While Argentina's new legislation permits such zones in each province, it's likely that less than half will be built for reasons of economies of scale. In addition to the two functioning foreign-trade zones in Buenos Aires and San Luis provinces, similar projects will probably be built in Córdoba, Salta, Santa Fe, Mendoza and Tucumán.

"The model that these new zones may look to for strategic planning is likely to go beyond the traditional warehouse-plus-utilities formula of the past," says the U.S. Embassy communique from Buenos Aires. "Heavy investments in satellite-based telecommunications, intermodal transportation equipment, access to airports and auxiliary management services are likely to be included."

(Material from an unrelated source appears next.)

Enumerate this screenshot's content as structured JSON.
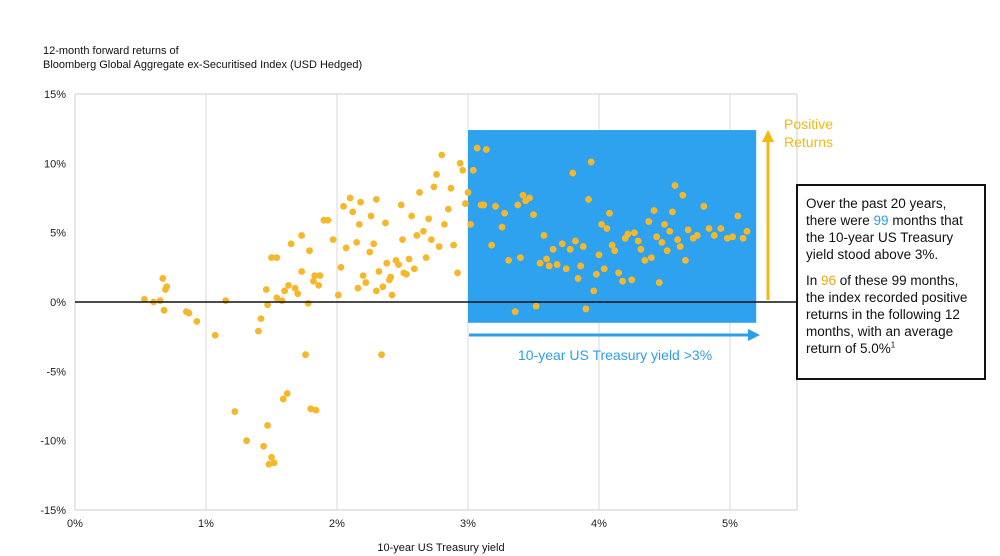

Typically, financing for free-trade zones has come from the private sector, since development bank funds usually go to more capital-intensive infrastructure projects like roads, phone lines and ports.

Zona Franca de La Plata -- located 70 kilometers south of Buenos Aires -- in January became the first of Argentina's foreign trade zones. This project, requiring investments of $92 million over the next 25 years, has its own intermodal container port with a 300-meter-long dock. Only an hour's drive from Ezeiza International Airport, the zone allows access to a large market not only within Buenos Aires province but to other provinces and nearby countries as well. La Plata, with a five-year limit on storage of goods, will also have its own port operating by year's end.

In April, the city of Justo Daract, in the northwestern province of San Luis, became Argentina's second free zone. This zone enjoys access to both Atlantic and Pacific ports; unlike La Plata, it imposes no time limit on the storage of goods. The Villa Reynolds Airport, 10 kilometers away, can accommodate aircraft as large as Boeing 707s and Hercules C-130s.

Yet the U.S. Embassy notes that "the location of Justo Daract in the center of the country might be considered less advantageous than that of La Plata. The zone has neither ports nor a commercial center of the magnitude of Buenos Aires, 660 kilometers away. The products that move through this zone generally, at some point in their shipment, move on to Santiago, Chile, 700 kilometers away, by highway or by air. By land many products can be transported to or from Chilean ports in Valparaiso and Puerto Bandera."

Besides the two foreign trade zones already established, the Argentine government is planning a third zone in Lujan de Cuyo, 18 kilometers south of Mendoza -- mainly to promote the development of foreign trade with Chile.

A contract for the project was signed Aug. 13 between the provincial government and a local construction company. The 150-hectare zone, next to an existing industrial park, will be finished within 10 months. New buildings are to house the customs office, administrative authorities and warehouses.

Nestled in the Andes, Mendoza covers 93,671 square miles (approximately the size of Wyoming) and produces everything from oil and uranium to livestock and premium wines. Mendoza's unemployment rate currently stands at 7.4% -- less than half Argentina's national average of 17%.